Internal Code: 2IJC
You will find that there are lots of different ways to approach this assessment task. You must however include in your answer some background on the significance of the field in which the author is working and a summary of the paper. This must all be done in your own words. After this, the critiquing aspect of the paper can include but not be limited to, considering some of the following questions:
A critique starts with a brief summary of what the author(s) said and then looks at it critically. To summarize an article, you should first read the whole article and related references. What are the author’s main points? How does s/he/they back them up; that is, what evidence do/es the author(s) cite to support them? How could you make the same argument in your own words? At this point you should reread the article to make sure you’ve summarized the author’s ideas correctly and that you’ve clearly identified the source of each idea (whether it’s a direct quote or not). It is important to review related discipline areas and identify conflicting data/results and possible alternative scientific interpretation(s).
The next step is to critically review what the author(s) wrote. Does the argument hang together? Were the methods used to gather the evidence appropriate for the author’s purposes? Does the evidence cited really lead to the conclusion the author reached? Do you know of other evidence that might be used to make a counter-argument? Be sure to check the date of the article and the evidence– are the conclusions still valid?

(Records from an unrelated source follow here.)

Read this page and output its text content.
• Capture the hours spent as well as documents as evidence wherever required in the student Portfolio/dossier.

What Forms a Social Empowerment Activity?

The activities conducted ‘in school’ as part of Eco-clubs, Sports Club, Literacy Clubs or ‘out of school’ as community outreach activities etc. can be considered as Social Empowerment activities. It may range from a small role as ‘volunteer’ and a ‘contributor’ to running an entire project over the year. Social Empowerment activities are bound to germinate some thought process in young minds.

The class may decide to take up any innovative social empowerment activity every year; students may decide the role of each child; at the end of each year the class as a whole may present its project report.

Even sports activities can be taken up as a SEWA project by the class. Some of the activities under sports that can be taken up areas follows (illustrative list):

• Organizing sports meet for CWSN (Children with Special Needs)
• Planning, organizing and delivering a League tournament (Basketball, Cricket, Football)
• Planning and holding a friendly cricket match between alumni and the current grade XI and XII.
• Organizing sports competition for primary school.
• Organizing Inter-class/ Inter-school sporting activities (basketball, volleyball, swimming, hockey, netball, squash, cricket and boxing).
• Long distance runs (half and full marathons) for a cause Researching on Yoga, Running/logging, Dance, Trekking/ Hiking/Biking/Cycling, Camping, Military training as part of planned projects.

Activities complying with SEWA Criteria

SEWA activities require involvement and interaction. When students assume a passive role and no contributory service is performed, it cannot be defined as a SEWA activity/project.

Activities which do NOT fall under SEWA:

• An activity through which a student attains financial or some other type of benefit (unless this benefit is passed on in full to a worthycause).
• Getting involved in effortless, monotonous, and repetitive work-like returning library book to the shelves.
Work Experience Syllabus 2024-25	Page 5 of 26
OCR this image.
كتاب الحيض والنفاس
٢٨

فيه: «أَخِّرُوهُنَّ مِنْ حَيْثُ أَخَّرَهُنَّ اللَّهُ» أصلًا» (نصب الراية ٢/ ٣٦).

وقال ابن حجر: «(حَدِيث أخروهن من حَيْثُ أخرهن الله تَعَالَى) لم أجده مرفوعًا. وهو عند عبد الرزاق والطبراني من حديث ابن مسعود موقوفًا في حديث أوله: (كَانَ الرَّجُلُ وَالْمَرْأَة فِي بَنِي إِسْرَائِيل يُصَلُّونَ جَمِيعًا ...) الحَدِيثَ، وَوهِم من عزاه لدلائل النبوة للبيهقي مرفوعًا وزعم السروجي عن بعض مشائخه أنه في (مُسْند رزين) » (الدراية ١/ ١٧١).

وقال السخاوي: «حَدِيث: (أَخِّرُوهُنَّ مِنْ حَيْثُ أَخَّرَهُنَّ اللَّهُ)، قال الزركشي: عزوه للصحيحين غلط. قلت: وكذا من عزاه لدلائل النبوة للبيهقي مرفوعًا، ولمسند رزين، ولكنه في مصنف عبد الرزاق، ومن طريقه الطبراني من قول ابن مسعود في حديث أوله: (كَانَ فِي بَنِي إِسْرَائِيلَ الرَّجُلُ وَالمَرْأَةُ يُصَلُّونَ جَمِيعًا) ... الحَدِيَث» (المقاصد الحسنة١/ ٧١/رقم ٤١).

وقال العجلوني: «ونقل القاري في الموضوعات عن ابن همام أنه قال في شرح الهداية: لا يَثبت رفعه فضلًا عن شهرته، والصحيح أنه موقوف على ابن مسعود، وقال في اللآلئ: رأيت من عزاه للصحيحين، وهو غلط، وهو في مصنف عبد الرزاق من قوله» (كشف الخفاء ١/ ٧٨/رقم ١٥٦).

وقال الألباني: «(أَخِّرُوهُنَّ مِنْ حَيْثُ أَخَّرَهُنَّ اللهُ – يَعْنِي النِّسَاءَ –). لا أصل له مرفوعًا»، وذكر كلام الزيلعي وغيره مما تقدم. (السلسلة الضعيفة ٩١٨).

You should also think about the author(s). Who is/are this/these person/people? What education or experience does the author(s) have in this field? Is(are) the author(s) simply an experienced writer in many fields or does the author(s) have real expertise? How do you know? (You will need to research the author(s). Remember that with printed material, you can see the difference between different scientific journals in terms of format and content. Most journal articles are reviewed by peers and there may be editorial decisions made to alter the work: you can look up the journal related documents.
A critique can be a very useful exercise in learning how to develop protocols/procedures and gaining an understanding of the process of designing and undertaking a project, as well as interpret and write up project outcomes.